For information, my function $f$ is a cubic polynomial, but I want to avoid the explicit computation of the roots by Cardano's formulas.
Update:
If we restate Newton's method at a stationary point, we get to the next term of Taylor's development,
$$f(x+h)-y\approx f(x)-y+\frac{h^2}2f''(x),$$
so that $$h\approx\sqrt{-\frac{f(x)-y}{f''(x)}}.$$
In fact, the approximation
$$f(x+h)-y\approx f(x)-y+h f'(x)+\frac{h^2}2f''(x)$$ always holds, giving the general formula
$$h\approx \frac{f'(x)\pm\sqrt{f'^2(x)-2f''(x)(f(x)-y)}}{f''(x)}.$$
Due to the increased complexity, I don't want to use that formula all the time.

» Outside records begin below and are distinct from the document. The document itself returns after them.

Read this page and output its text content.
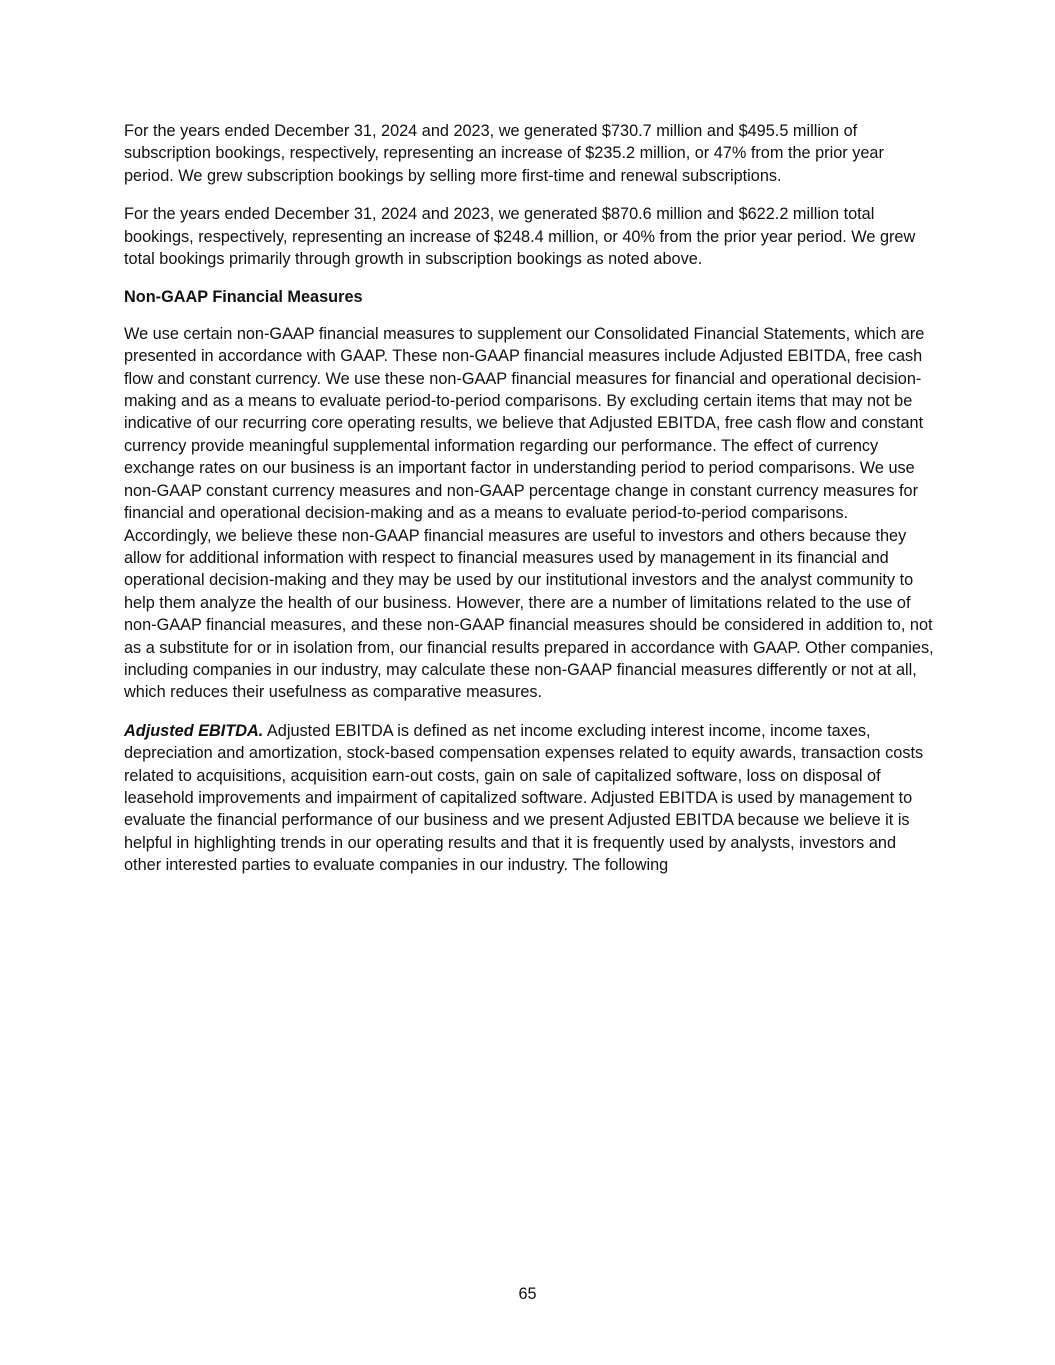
For the years ended December 31, 2024 and 2023, we generated $730.7 million and $495.5 million of subscription bookings, respectively, representing an increase of $235.2 million, or 47% from the prior year period. We grew subscription bookings by selling more first-time and renewal subscriptions.

For the years ended December 31, 2024 and 2023, we generated $870.6 million and $622.2 million total bookings, respectively, representing an increase of $248.4 million, or 40% from the prior year period. We grew total bookings primarily through growth in subscription bookings as noted above.

Non-GAAP Financial Measures

We use certain non-GAAP financial measures to supplement our Consolidated Financial Statements, which are presented in accordance with GAAP. These non-GAAP financial measures include Adjusted EBITDA, free cash flow and constant currency. We use these non-GAAP financial measures for financial and operational decision-making and as a means to evaluate period-to-period comparisons. By excluding certain items that may not be indicative of our recurring core operating results, we believe that Adjusted EBITDA, free cash flow and constant currency provide meaningful supplemental information regarding our performance. The effect of currency exchange rates on our business is an important factor in understanding period to period comparisons. We use non-GAAP constant currency measures and non-GAAP percentage change in constant currency measures for financial and operational decision-making and as a means to evaluate period-to-period comparisons. Accordingly, we believe these non-GAAP financial measures are useful to investors and others because they allow for additional information with respect to financial measures used by management in its financial and operational decision-making and they may be used by our institutional investors and the analyst community to help them analyze the health of our business. However, there are a number of limitations related to the use of non-GAAP financial measures, and these non-GAAP financial measures should be considered in addition to, not as a substitute for or in isolation from, our financial results prepared in accordance with GAAP. Other companies, including companies in our industry, may calculate these non-GAAP financial measures differently or not at all, which reduces their usefulness as comparative measures.

Adjusted EBITDA. Adjusted EBITDA is defined as net income excluding interest income, income taxes, depreciation and amortization, stock-based compensation expenses related to equity awards, transaction costs related to acquisitions, acquisition earn-out costs, gain on sale of capitalized software, loss on disposal of leasehold improvements and impairment of capitalized software. Adjusted EBITDA is used by management to evaluate the financial performance of our business and we present Adjusted EBITDA because we believe it is helpful in highlighting trends in our operating results and that it is frequently used by analysts, investors and other interested parties to evaluate companies in our industry. The following

65
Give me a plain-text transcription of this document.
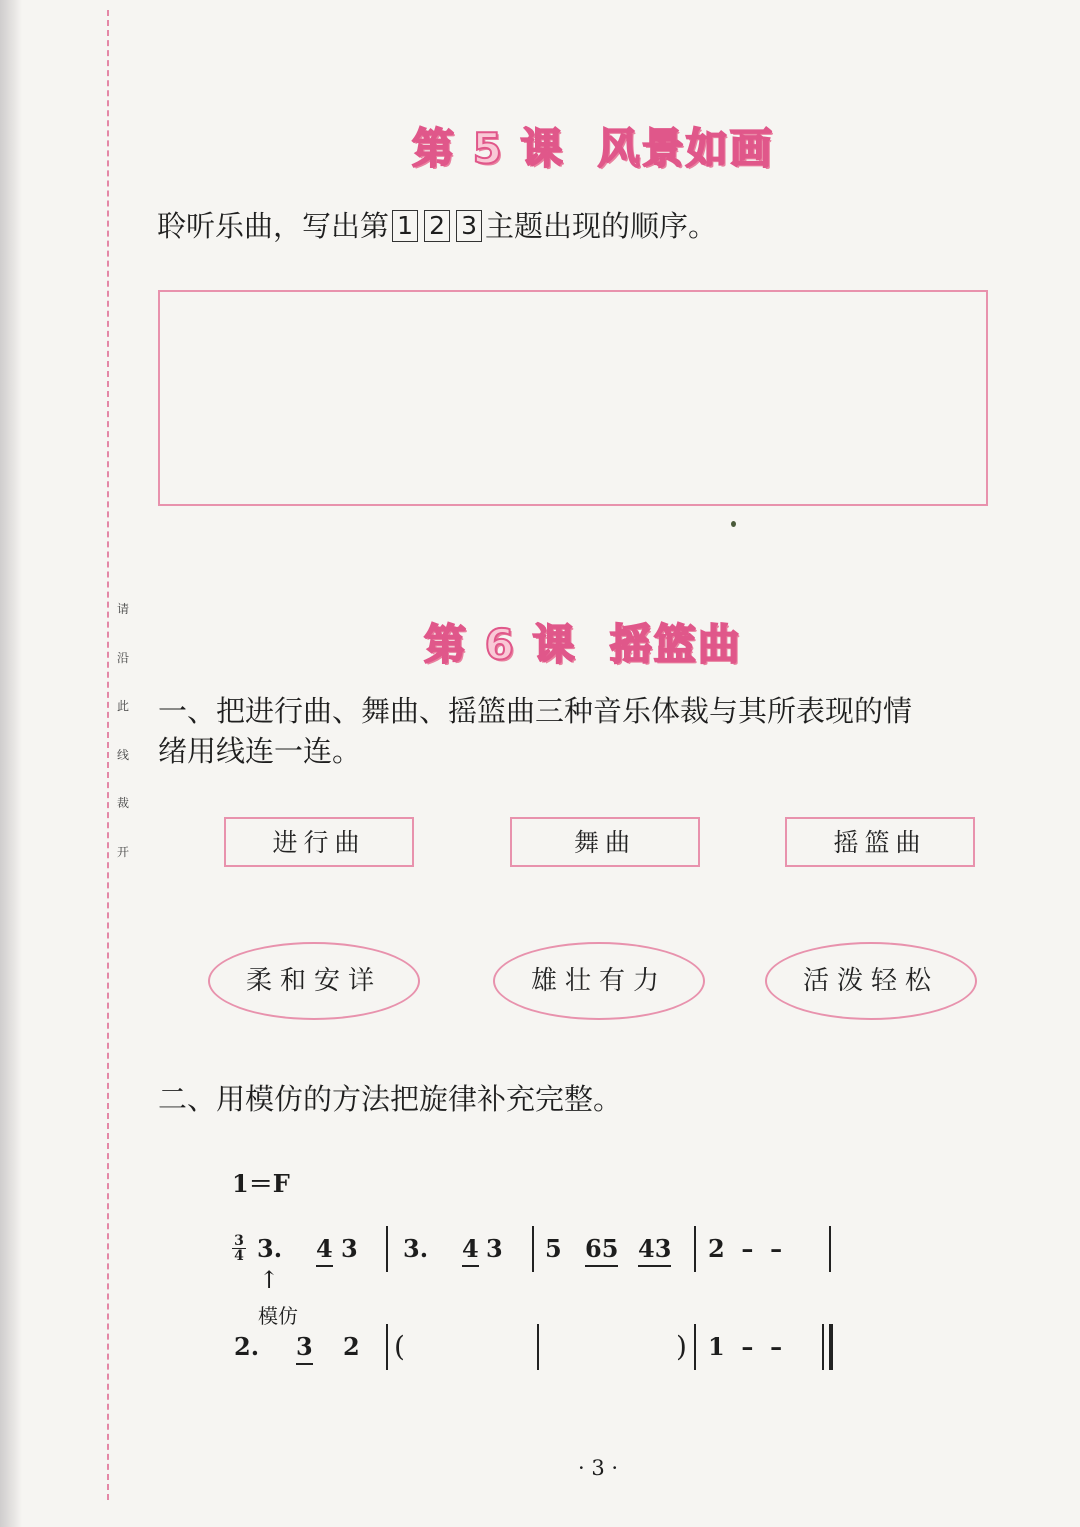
请
沿
此
线
裁
开
第 5 课  风景如画
聆听乐曲，写出第 1 2 3 主题出现的顺序。
第 6 课  摇篮曲
一、把进行曲、舞曲、摇篮曲三种音乐体裁与其所表现的情
绪用线连一连。
进行曲	舞曲	摇篮曲
柔和安详	雄壮有力	活泼轻松
二、用模仿的方法把旋律补充完整。
1＝F
3
4 3. 4 3 3. 4 3 5 65 43 2  –  –
↑
模仿
2. 3 2 (	) 1  –  –
· 3 ·
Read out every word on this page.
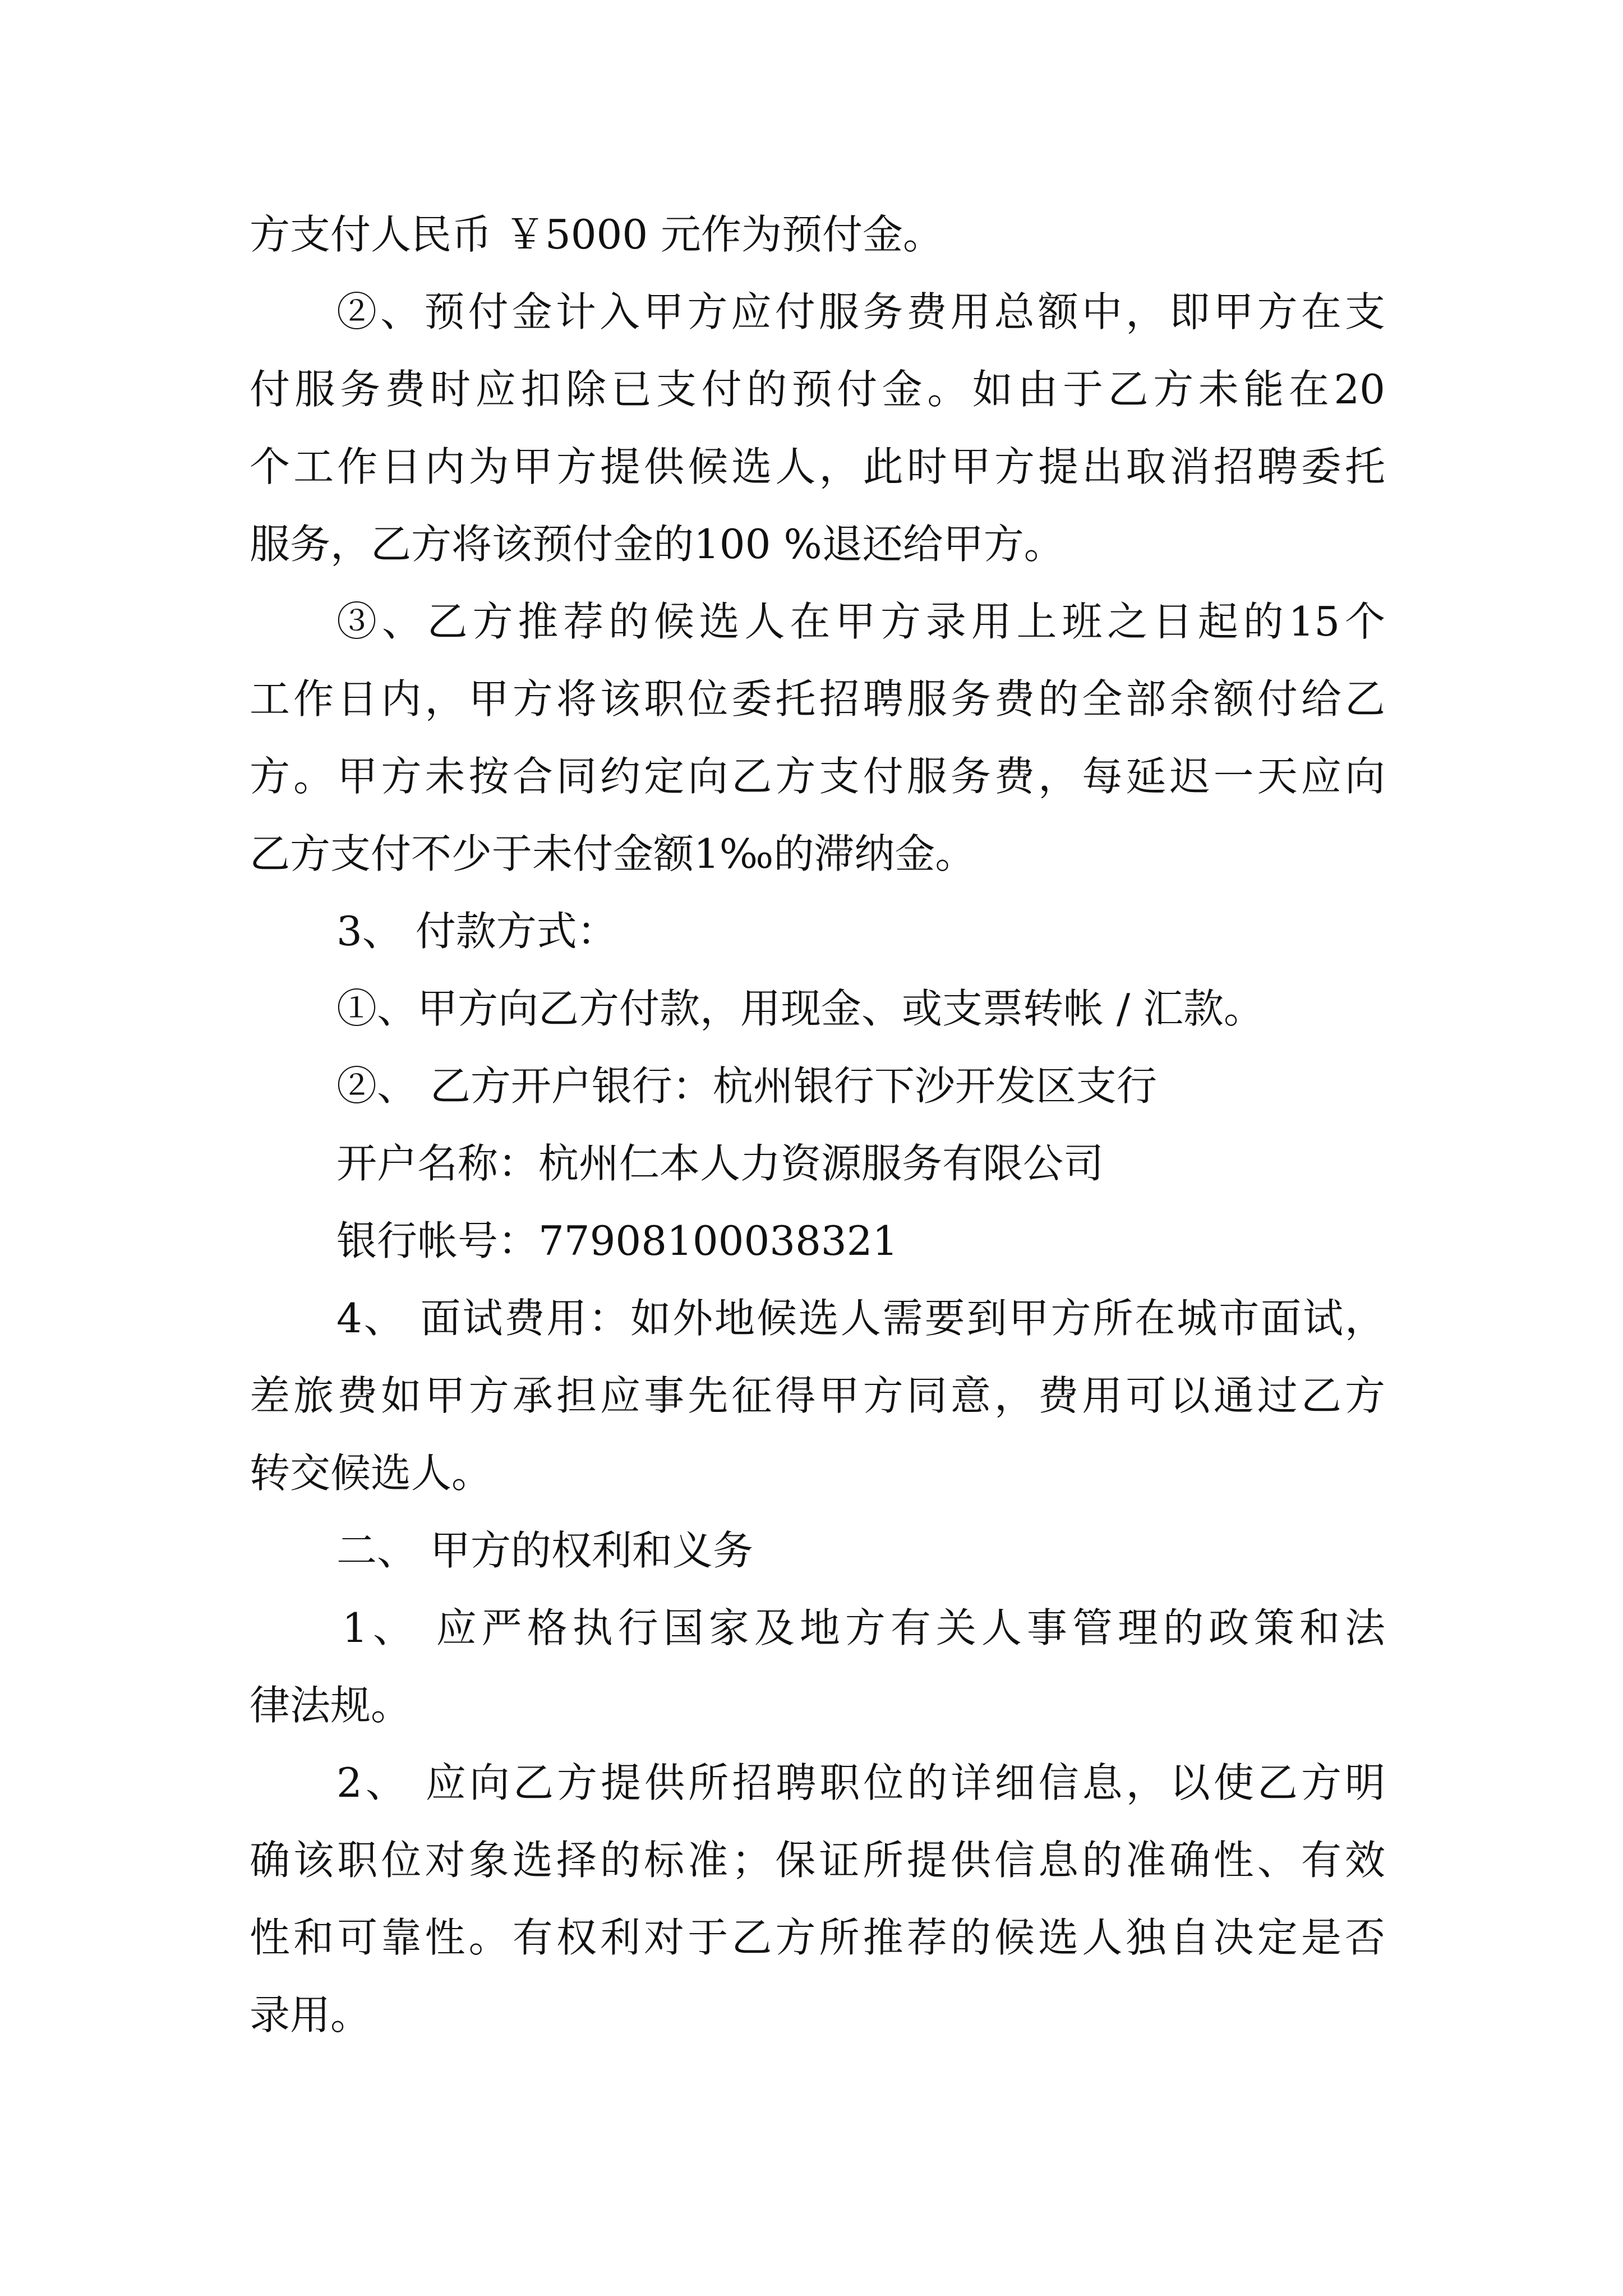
方支付人民币 ￥5000 元作为预付金。
②、预付金计入甲方应付服务费用总额中，即甲方在支
付服务费时应扣除已支付的预付金。如由于乙方未能在20
个工作日内为甲方提供候选人，此时甲方提出取消招聘委托
服务，乙方将该预付金的100 %退还给甲方。
③、乙方推荐的候选人在甲方录用上班之日起的15个
工作日内，甲方将该职位委托招聘服务费的全部余额付给乙
方。甲方未按合同约定向乙方支付服务费，每延迟一天应向
乙方支付不少于未付金额1‰的滞纳金。
3、 付款方式：
①、甲方向乙方付款，用现金、或支票转帐 / 汇款。
②、 乙方开户银行：杭州银行下沙开发区支行
开户名称：杭州仁本人力资源服务有限公司
银行帐号：77908100038321
4、 面试费用：如外地候选人需要到甲方所在城市面试，
差旅费如甲方承担应事先征得甲方同意，费用可以通过乙方
转交候选人。
二、 甲方的权利和义务
1、 应严格执行国家及地方有关人事管理的政策和法
律法规。
2、 应向乙方提供所招聘职位的详细信息，以使乙方明
确该职位对象选择的标准；保证所提供信息的准确性、有效
性和可靠性。有权利对于乙方所推荐的候选人独自决定是否
录用。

Momentum-based algorithms are good at passing through stationary points while retaining fast convergence.
$$m_i=(1-\beta)f'(x_i)+\beta m_{i-1}=m_{i-1}-(1-\beta)(m_{i-1}-f'(x_i))$$ $$x_{i+1}=x_i-(1-\beta^i)\frac{f(x_i)}{m_i}$$
The $1-\beta^i$ factor serves as bias correction, supposing one takes $m_0=0$, since we get $m_i=(1-\beta^i)f'(x_i)$ if $x_i$ is fixed.
As $\beta\to0$, you get Newton's method and faster convergence, while for larger $\beta$ you will get better "resilience" against stationary points.
For your purposes, you know that $f'(x)\ge0$, so rather than setting $m_0=0$, you may want to initialize it to a small positive value, or perhaps even use the same $m_i$ sequence for every $y$, since it is likely you will converge to the solution for $y=f(x)$ for a given $y$ while $m_i$ is sufficiently large that starting from where it left off works well for the next $y$.
If you go with the latter approach, you'll want to choose $\beta$ based on the density of your $y$ around the stationary points. If $\beta$ is too small and you have many $y$ near a stationary point, then $m_i$ will decay rapidly, which leaves you with the original issue.